Sunday, January 8, 2012

Day 3 Radical Revival

Day 3.

362 to go.

Goal: Radical Revival

Today is day 3. I would like to say that I am flying high and on cloud nine and that this is easy as pie. It is not. Day 1 required me to examine my heart and to evaluate...do I really seek Him with ALL of my heart. Answer...No. So in 2012 I am taking strides to do this walk with ALL of my heart not just the pieces I feel like.

Day 2 I found myself in John 11. After reading and rereading verses 40, 41, and 44b I felt like it was time to:

1. believe
2. give thanks
3. take off the dang grave clothes...I am dead no more

As I said before I am reading Ann Voscamp's 1000 Giftsand I am realizing with no uncertainty that gratitude is an issue for me. I am thankful all right for the things that go my way but heaven forbid they do not. So step number 2 above of give thanks and what that looks like is changing for me. I started my list of a thousand gifts and it has been pretty amazing.

And then as I sat here in the quiet hours of the morning this morning all alone, with just the hum of the refrigerator and the jingle jangle of my two dog's collars as they sat beside me begging for attention, I did it again. I opened the Word and I begged for a revelation. I cried out to Him.

If we seek Him we will find Him.

If we seek Him we will find Him.

If we seek Him we will find Him.

The pages fall open ever so gently to Hebrews. The end of chapter 6. I read and I ponder and I wait. And wait. And wait. As I wait I see the sun starting to rise over the houses across the street and I am taken back at the beauty of the colors that are splashed and splattered across the sky, the work of an artist, and I watched as the sun rose high into the sky and it hit me. Like a ton of bricks. The sun rises and sets each day in its wondrous beauty keeping time whether I watch or not. Whether there is peace or tragedy. Whether I feel empty or full. No matter what disaster befalls us or blessing we receive it does not stop. How many beautiful mornings have I missed?

That's when I got it. Verse 15:

And so after waiting patiently, Abraham received what was promised.


After waiting. After waiting patiently. After waiting patiently Abraham received. How often do I sit with my hands open to the heavens wanting to receive NOW. No patience. Now....not wanting to wait. Wanting what I want when I want it.

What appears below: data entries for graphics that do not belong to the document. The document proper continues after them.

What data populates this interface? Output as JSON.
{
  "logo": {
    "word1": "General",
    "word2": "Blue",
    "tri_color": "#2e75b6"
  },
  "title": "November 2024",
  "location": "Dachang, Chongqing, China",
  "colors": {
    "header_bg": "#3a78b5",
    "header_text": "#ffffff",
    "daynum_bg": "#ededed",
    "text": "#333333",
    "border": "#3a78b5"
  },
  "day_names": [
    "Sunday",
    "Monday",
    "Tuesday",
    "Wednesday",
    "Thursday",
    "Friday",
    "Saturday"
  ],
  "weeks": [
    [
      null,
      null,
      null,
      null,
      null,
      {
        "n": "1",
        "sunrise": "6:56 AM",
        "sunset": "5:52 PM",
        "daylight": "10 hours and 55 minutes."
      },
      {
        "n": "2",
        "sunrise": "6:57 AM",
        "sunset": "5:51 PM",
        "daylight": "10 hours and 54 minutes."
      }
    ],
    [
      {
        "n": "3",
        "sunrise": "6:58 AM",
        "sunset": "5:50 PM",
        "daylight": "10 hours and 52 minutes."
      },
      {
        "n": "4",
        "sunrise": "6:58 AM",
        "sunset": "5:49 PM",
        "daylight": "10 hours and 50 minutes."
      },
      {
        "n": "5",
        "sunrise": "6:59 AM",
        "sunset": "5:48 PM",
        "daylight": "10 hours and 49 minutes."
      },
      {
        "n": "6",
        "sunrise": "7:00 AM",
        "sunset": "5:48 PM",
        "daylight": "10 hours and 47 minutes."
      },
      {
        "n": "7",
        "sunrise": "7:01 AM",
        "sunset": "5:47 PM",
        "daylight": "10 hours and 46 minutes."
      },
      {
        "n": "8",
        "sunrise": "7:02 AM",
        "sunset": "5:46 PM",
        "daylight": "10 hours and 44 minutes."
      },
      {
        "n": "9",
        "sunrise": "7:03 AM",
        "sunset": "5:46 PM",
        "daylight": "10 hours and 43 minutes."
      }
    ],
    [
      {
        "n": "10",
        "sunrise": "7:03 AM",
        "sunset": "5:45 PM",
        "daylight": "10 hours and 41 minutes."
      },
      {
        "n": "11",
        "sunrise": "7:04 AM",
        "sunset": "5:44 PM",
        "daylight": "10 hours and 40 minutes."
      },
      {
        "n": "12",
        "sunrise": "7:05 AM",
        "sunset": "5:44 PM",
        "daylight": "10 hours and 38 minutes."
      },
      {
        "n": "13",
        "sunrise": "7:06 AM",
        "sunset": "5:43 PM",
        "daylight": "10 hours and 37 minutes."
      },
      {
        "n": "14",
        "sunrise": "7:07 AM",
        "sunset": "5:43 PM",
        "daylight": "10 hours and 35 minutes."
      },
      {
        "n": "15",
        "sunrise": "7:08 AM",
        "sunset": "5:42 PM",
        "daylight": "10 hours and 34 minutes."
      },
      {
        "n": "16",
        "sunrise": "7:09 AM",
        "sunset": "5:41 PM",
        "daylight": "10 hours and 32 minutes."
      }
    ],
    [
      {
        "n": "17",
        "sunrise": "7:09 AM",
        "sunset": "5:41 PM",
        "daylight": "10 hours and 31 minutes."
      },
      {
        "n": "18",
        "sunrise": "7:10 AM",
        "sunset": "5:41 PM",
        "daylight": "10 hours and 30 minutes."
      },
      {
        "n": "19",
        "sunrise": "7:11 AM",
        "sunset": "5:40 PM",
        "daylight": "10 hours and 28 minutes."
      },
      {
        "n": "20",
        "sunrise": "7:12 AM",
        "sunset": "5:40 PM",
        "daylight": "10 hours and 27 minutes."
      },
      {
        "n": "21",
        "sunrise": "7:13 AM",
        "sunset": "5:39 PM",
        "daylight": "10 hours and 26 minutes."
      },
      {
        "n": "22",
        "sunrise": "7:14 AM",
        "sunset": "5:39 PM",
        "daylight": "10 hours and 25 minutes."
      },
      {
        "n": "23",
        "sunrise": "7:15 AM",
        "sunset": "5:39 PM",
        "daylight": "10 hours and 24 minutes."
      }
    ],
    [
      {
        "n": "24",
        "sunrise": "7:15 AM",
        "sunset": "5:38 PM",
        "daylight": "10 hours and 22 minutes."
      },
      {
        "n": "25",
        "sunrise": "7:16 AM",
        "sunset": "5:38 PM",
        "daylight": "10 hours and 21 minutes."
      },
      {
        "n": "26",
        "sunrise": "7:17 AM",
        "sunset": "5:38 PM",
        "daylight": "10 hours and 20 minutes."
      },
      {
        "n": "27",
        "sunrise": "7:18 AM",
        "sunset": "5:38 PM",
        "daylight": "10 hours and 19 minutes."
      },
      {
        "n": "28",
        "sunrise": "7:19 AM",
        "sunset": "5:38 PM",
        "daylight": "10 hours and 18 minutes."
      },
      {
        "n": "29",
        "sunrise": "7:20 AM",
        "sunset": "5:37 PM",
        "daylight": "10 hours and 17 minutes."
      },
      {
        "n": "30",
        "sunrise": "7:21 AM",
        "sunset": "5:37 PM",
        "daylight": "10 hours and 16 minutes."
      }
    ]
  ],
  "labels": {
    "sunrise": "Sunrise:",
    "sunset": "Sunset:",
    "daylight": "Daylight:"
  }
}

So today's radical revival assignment was for me to learn the gift of waiting and while I am waiting to be fully present and engaged in each moment of my living. The sun will surely rise and set each day and I will receive what God promised me but in the mean time....wait....be patient....be fully engaged....and do not miss the beauty that surrounds me in between the rising and the setting of the sun each day.

How about you? How are you doing? I would love to hear from you? Any radical revivals going on out there???

Grace to all who love our Lord Jesus Christ with an undying love. Ephesians 6:24

Grace to all of you today!

1 comment:

Lisa said...

Very sweet and insightful words...I too need to practice the discipline of patience in my daily life-- and what it means to "wait" on God...I'm in Numbers right now...and oh boy has God been showing me how important faithfulness and trust are to him!